Referia-se aos dois acórdãos do TSE de 28
de outubro de 2021. Do primeiro, Bolsonaro escapou. Nenhum dos supostos crimes
eleitorais que motivaram as 16 ações de investigação judicial eleitoral foi
julgado durante a campanha, a despeito das infrações patentes, como o aumento
no valor do Bolsa Família para além do período vedado pela Justiça Eleitoral.
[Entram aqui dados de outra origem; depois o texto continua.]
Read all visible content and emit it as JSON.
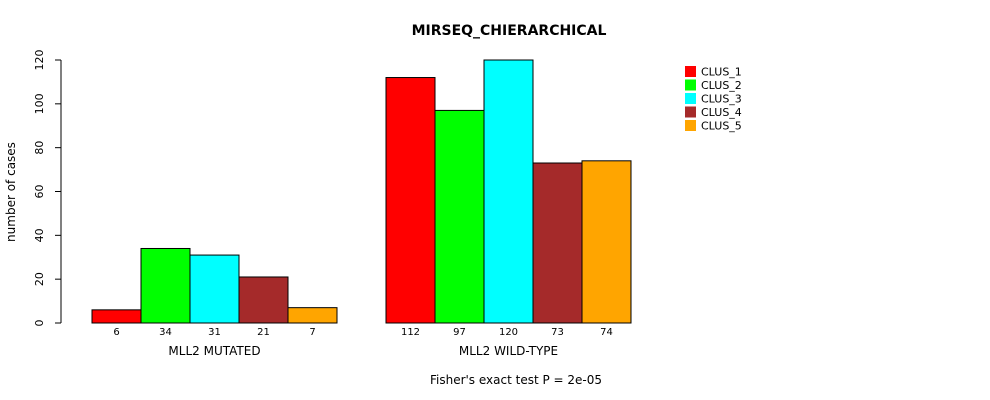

Optou-se por aguardar a manifestação do
eleitor, pelo déficit de legitimidade óbvio que uma decisão de sete votos tem
sobre 47 milhões de pessoas que acabaram por optar por Bolsonaro em outubro do
ano passado.
Ainda restam outras 15 ações contra o
ex-presidente no TSE a reforçar a inelegibilidade. E falta, ainda, o terceiro
desfecho, o da prisão, que não é tarefa daquele tribunal, mas, sim do outro, o
Supremo Tribunal Federal, que Moraes integra como relator do inquérito dos atos
antidemocráticos.
Se o julgamento do comportamento de
Bolsonaro como candidato foi conduzido com uma lupa sobre os riscos de
vitimizá-lo, mais ainda o é a condução do inquérito que pode levá-lo à prisão.
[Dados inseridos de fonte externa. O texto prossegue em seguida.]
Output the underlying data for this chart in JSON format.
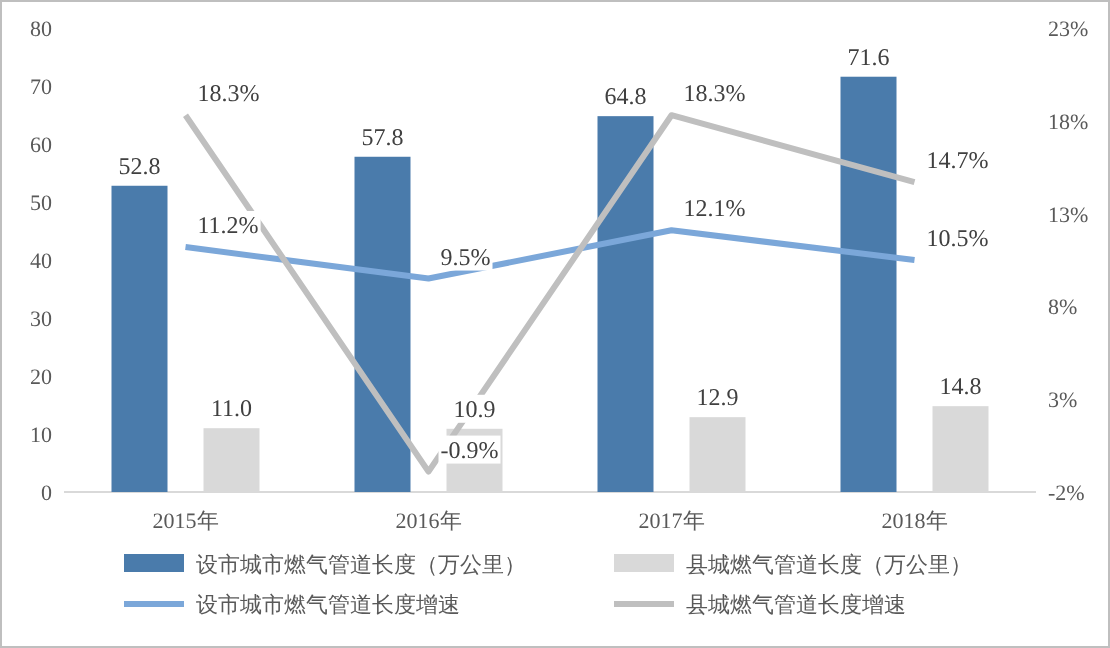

Além de Moraes, a ministra Cármen Lúcia sinalizou, muito sutilmente, no
julgamento, como os processos criminais pelos quais o ex-presidente responde
podem mantê-lo longe das urnas para além do prazo de oito anos de
inelegibilidade.
Foi quando fez referência ao advogado
Sepúlveda Pertence, morto nesse domingo, aos 85 anos. Ele era presidente do
Tribunal Superior Eleitoral pela segunda vez, em 2004, quando o fazendeiro
Antério Mânica foi eleito prefeito de Unaí (MG). Pesava contra si a morte de
três fiscais do trabalho e um motorista no início daquele ano, no que ficou
conhecida como a “Chacina de Unaí”. Ele estava na cadeia quando foi preso.
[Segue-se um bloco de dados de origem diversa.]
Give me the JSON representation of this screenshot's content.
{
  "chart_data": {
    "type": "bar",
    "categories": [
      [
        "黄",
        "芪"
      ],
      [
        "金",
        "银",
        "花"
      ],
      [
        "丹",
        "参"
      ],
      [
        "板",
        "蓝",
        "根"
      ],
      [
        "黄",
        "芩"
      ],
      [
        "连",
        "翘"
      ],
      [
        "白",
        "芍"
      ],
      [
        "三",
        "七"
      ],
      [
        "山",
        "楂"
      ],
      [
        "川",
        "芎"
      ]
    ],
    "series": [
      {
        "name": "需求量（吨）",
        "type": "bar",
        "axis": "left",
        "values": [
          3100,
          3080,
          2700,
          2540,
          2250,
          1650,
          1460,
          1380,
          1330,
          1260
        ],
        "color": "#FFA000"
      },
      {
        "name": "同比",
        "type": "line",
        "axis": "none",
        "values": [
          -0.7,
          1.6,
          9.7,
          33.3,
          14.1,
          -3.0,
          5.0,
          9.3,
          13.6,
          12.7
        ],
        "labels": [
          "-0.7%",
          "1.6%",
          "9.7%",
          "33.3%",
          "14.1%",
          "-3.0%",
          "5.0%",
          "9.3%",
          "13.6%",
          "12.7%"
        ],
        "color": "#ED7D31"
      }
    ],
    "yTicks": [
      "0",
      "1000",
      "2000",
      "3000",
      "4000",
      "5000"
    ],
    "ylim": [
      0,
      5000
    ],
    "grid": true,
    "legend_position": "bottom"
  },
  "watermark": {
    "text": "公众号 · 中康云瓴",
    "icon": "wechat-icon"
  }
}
“Foi eleito, será diplomado e empossado”,
disse Pertence. Sua condenação, por júri popular, só se daria 12 anos depois
quando Mânica já tinha exercido dois mandatos como prefeito. Em 2015, recebeu
do júri a pena de 100 anos de prisão. O caso mobilizou a sociedade para o
recolhimento de mais de 1,5 milhão de assinaturas e apresentação do projeto de
lei de iniciativa popular da Ficha Limpa. Cármen Lúcia o citou como exemplo de
como a Corte não tinha por tradição se afastar do cumprimento do direito e como
menção oculta ao que ainda está por vir.
A contenção da extrema direita, porém, será
tanto mais eficaz - e legítima - quanto for operada pela política. A
contundência de Alexandre de Moraes, sugere que o Judiciário continuará
embandeirado na defesa da democracia (“A resposta que este tribunal dará a esta
questão confirmará nossa fé na democracia e no estado de direito, repulsa ao
populismo renascido dos discursos de ódio, antidemocráticos que propagam
desinformação por milicianos digitais em todo mundo”) na condução do inquérito
do STF. Mas a tarefa principal cabe à direita democrática e àqueles que hoje estão
no poder.
E Lula? Comete, no tema, os mesmos deslizes
a 40 anos como o fez ao relativizar o conceito de democracia na Venezuela. Fora
do teatro da política ninguém leva a sério o descompromisso de Lula com a
democracia, ainda mais depois de ele ter sido o único a se apresentar em
condições de salvá-la em 2022. Não parece muito claro, porém, o que o
presidente ganha com isso. Bem mais evidente é o que perde. Se não duela mais
com Bolsonaro, visto que ele está fora do jogo, pode dar munição para quem faz carreira
na política no antilulismo.
É verdade que as chances de Lula amealhar uma fatia do bolsonarismo dependem, primordialmente, do seu governo. É a partir dele que pode atrair até a centro-direita que esteve com Bolsonaro. Mas, a partir de agora, e por oito anos, o Brasil tem chance de baixar a temperatura da política e devolvê-la à mediação transparente, democrática e serena do conflito de interesses. E o exemplo maior, para isso, é de quem está no poder.
Quem fala a verdade não merece castigo.